Al Roth: Entrepreneurial Economist

“I’ve always been interested in using mathematics to make the world work better.”

That’s Al Roth from a profile in Forbes.  Roth has applied heavy-duty theory to the very practical problems of matching doctors to residency programs, children to schools, economists to departments and kidneys to patients in a way that is stable, incentive-compatible, and maximizes the gains from exchange.  In my view, Roth is the most influential economist working today. Influential among other economists?  Yes.  But what I really mean is influential in the world.

Roth’s homepage has many introductory papers as well as more technical material, here is his blog, Market Design and here is good video, Roth at Google

Comments

You don't think that the most influential economists are those macroeconomists who have made essential contributions to the ruin of the advanced economies?

Never was so much owed by so many because of so few.

There's that famous quote... "the best reason to become an economist is to protect yourself from other economists," but I think Roth is a great example of someone actually out there to make things better, and if not better, at least more interesting.

Thanks for the links Alex.

Even if we exclude the leading macro economists, Hal Varian's work with Google surely influences vastly more lives.

Brian, you probably don't understand the problem.

It's like at the end of high school, when everyone is scrambling to go to college. The doctors are making side-deals with a bunch of different hospitals, and everyone is misrepresenting themselves because doctors want to keep their options open as long as possible. This leads to chaos, scrambling, and inefficient matches.

Look at the economic academic job market: A lot of great people don't get jobs because there's only really one round of serious interviews.

The Gale-Shapley algorithm make it at least a dominant strategy for one side to be honest, avoiding much of the chaos and trying to game the system.

Brian,

You can't "just let the parents decide" about school choice because, well, there's a finite (and small) number of seats in each school. Parents rank the schools they want their children to attend, and the system tries to do the best it can to give people the matches they want. But if you try to do this naively (by, say, trying to maximize the number of people given their first choice school), you end up creating large incentive compatibility problems, forcing parents to "game the system" or face serious disadvantages. Roth's systems are much more just than the systems they replace, because they don't give advantages to parents who understand how to manipulate their choices.

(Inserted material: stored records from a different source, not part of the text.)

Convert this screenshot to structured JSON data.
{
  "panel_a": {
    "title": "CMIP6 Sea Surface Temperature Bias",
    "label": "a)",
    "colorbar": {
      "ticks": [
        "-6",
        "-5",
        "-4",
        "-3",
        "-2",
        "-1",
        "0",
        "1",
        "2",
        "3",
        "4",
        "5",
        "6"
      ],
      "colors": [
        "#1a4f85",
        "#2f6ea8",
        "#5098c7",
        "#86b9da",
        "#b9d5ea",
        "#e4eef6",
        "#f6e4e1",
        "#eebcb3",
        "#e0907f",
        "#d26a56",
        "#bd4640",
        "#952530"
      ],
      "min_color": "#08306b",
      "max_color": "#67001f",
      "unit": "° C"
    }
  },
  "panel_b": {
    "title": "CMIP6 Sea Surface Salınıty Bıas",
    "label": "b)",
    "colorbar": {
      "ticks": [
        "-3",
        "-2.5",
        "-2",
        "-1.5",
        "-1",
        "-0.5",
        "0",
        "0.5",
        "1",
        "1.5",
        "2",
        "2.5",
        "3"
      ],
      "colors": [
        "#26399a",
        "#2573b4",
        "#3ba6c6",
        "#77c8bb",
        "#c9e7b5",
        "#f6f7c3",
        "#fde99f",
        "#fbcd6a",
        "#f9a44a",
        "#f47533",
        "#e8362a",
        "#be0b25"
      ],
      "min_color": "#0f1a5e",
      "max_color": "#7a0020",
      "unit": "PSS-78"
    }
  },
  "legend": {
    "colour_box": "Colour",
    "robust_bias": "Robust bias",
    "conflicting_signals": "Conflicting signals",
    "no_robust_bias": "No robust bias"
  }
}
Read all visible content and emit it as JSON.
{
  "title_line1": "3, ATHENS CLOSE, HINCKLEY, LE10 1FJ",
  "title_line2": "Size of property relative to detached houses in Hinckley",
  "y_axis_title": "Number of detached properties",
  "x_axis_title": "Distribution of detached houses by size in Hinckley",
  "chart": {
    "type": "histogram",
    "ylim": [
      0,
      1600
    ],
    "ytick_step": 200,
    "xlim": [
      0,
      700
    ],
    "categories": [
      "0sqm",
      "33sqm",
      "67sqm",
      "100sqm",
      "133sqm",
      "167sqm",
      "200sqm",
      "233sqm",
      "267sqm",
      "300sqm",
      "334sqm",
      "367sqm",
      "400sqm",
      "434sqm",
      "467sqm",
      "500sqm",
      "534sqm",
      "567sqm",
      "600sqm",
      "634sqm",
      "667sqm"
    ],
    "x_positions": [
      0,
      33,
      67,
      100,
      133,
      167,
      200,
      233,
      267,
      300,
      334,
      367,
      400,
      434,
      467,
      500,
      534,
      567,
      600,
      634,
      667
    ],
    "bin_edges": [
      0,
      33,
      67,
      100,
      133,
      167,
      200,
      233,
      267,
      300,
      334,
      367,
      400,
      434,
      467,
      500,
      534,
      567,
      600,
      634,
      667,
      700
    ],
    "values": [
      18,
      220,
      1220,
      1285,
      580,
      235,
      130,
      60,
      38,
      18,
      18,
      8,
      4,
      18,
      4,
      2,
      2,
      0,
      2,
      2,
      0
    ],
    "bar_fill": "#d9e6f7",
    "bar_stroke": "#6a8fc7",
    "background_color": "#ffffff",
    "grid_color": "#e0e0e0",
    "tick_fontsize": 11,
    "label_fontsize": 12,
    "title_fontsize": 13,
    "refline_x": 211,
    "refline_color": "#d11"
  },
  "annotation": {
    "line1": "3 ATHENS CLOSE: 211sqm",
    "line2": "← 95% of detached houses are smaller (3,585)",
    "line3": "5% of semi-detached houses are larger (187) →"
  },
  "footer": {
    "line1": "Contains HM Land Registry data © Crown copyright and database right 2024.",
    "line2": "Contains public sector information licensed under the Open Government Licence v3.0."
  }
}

As for the medical match--read the Economist as Engineer paper and tell me that the market was functioning at all well beforehand, when hospitals had to rely on exploding offers and couldn't risk making offers to their top candidates, for fear of losing out entirely. Or read the paper on what happened in the gastroenterology market when a shock caused their central match to collapse, and suddenly a lot more matches were done with local hospitals, on the basis of who you know.

Bottom line: Roth's matching systems are a huge improvement in efficiency AND justice.

You say, "no matter how brilliantly one person (Roth) makes a decision that affects many people, we often find that letting those individuals decide is superior on net." You seem to be missing two key points: (1) Roth's systems all take the individual agents' own rankings as their key inputs, so they're about coordinating those individuals' decisions, not supplanting them; and (2) the markets Roth works on are ones where the decentralized approach has already fallen splat.